1. How does the CGT withholding scheme work?

Under the scheme, any acquirer of Australian land needs to pay 10% of the value of the property (usually the purchase price if parties are unrelated and dealing at arm’s length) to the Australian Taxation Office (‘ATO’) before acquiring the property if:

  • the value of the property is $2 million or more;
  • the transferor does not prove that they are not a foreign resident by providing to the acquirer a Clearance Certificate issued by the ATO, which is valid for 12 months; and
  • a party has not successfully applied to the ATO to have the withholding amount varied (e.g. when there is a capital loss expected or where only one of multiple transferors is a foreign resident).

In other words, unless the transferor provides the acquirer with an ATO Clearance Certificate, the acquirer must pay the withholding amount to the ATO regardless of whether the transferor is actually a foreign resident. Interestingly, the obligation to pay the 10% withholding amount falls on the acquirer of the property rather than the owner or transferor.
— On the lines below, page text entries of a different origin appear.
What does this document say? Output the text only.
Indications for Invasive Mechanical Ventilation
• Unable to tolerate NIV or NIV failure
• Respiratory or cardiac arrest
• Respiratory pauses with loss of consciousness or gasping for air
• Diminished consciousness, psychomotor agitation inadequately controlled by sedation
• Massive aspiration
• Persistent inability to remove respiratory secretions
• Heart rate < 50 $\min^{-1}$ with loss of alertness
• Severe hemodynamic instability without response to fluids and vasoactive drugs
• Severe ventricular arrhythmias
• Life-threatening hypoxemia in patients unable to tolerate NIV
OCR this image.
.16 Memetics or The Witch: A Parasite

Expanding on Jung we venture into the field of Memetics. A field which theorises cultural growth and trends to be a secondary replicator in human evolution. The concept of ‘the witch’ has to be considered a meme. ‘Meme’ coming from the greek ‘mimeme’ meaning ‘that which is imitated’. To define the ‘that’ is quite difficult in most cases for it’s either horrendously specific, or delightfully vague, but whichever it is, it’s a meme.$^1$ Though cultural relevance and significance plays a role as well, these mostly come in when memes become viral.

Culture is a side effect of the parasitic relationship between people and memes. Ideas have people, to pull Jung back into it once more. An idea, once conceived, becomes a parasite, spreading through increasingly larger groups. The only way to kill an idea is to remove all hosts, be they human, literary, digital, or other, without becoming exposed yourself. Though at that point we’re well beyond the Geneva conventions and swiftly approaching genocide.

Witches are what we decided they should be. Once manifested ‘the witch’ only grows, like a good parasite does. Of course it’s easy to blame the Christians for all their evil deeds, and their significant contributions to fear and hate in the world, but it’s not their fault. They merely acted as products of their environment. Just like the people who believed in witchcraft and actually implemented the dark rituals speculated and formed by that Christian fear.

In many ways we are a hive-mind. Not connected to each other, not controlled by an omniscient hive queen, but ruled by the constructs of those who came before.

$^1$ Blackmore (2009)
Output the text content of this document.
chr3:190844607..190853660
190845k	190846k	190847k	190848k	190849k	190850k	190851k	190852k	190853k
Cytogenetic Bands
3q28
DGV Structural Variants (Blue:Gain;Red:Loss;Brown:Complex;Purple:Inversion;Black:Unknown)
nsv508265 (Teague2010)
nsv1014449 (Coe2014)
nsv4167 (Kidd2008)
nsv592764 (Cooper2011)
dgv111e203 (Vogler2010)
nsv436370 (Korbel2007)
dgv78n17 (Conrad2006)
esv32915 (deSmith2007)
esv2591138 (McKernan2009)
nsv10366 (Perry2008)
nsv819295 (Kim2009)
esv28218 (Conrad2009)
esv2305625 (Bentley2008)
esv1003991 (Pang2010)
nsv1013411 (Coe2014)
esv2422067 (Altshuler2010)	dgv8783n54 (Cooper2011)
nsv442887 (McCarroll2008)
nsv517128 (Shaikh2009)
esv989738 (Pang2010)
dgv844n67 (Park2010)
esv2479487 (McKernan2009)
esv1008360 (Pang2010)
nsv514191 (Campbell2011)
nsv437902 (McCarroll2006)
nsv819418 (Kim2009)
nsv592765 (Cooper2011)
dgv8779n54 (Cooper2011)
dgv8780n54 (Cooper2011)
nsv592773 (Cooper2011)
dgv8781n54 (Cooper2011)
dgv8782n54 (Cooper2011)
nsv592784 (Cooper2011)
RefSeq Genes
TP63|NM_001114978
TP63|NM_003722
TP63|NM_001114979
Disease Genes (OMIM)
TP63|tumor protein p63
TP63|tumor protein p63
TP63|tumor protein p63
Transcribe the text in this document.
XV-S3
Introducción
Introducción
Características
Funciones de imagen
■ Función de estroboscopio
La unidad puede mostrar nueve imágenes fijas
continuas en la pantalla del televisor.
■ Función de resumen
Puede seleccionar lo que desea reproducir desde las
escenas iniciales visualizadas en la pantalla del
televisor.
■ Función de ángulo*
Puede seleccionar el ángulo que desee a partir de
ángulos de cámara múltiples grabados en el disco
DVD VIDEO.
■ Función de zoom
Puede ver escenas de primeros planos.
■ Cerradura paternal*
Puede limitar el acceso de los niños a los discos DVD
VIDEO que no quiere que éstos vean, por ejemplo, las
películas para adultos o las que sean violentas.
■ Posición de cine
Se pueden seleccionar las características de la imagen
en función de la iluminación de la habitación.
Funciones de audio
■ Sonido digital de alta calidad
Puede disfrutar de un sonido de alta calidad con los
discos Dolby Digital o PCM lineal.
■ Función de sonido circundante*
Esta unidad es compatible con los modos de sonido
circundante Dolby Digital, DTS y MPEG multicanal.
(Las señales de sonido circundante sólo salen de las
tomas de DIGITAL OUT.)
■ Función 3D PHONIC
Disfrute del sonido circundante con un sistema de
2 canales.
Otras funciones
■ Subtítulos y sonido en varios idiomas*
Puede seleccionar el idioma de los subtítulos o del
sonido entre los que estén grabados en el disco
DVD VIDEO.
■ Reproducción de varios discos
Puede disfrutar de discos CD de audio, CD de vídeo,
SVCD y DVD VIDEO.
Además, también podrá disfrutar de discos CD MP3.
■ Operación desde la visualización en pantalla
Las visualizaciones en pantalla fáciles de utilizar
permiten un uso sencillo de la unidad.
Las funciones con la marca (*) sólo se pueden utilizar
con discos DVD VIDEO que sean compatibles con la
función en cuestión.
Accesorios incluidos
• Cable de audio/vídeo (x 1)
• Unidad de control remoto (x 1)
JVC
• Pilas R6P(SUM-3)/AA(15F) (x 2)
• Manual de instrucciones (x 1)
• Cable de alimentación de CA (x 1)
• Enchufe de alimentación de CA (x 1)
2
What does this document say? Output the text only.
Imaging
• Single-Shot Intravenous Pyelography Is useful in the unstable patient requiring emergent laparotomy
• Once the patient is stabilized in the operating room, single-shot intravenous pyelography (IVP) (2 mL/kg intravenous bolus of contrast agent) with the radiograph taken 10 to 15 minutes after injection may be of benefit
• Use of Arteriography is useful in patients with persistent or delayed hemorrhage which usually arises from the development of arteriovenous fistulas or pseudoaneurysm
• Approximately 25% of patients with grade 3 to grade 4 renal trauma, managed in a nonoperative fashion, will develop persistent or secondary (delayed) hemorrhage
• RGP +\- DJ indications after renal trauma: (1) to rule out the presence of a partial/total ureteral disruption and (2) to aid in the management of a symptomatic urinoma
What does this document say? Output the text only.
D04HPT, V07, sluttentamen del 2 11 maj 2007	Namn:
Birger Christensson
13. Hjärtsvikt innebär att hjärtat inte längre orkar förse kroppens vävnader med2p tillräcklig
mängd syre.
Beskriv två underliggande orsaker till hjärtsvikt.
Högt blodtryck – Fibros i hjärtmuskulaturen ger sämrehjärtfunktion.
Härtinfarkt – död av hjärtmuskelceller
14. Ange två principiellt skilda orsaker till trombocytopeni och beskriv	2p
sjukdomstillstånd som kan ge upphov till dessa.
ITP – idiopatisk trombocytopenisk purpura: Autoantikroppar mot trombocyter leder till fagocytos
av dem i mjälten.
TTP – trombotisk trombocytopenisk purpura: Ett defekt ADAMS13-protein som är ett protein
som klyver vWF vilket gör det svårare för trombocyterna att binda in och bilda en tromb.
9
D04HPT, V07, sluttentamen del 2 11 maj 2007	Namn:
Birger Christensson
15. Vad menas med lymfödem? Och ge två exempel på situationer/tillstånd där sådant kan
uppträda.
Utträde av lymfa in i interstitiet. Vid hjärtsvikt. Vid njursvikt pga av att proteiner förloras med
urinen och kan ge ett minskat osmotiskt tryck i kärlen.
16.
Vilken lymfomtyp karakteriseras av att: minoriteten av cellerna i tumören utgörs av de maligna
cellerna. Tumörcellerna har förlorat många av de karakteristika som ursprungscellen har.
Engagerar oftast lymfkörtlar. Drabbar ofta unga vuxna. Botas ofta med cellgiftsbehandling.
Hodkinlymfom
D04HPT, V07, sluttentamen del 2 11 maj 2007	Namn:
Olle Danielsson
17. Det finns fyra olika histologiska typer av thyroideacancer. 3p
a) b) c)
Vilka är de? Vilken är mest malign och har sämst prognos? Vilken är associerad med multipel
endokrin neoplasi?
This means that an acquirer of property is liable for penalties and interest should they fail to pay the ATO the required amount before they acquire the property.

2. How does the scheme affect the administration of deceased estates?

An unintentional result of the scheme is that it required personal representatives (i.e. executors and administrators) and beneficiaries who acquired property worth at least $2 million from a deceased person to pay the ATO 10% of that value.

It therefore comes as welcome relief that the Deputy Commissioner of Taxation has recently issued a determination that the withholding amount is automatically varied to nil where, as a result of the death of an individual:

  • the personal representative acquires property following the death of the individual;
  • a beneficiary obtains ownership of the property by way of direct transfer from the deceased or by transfer from the personal representative; or
  • a surviving joint tenant acquires the deceased joint tenant’s interest in the property.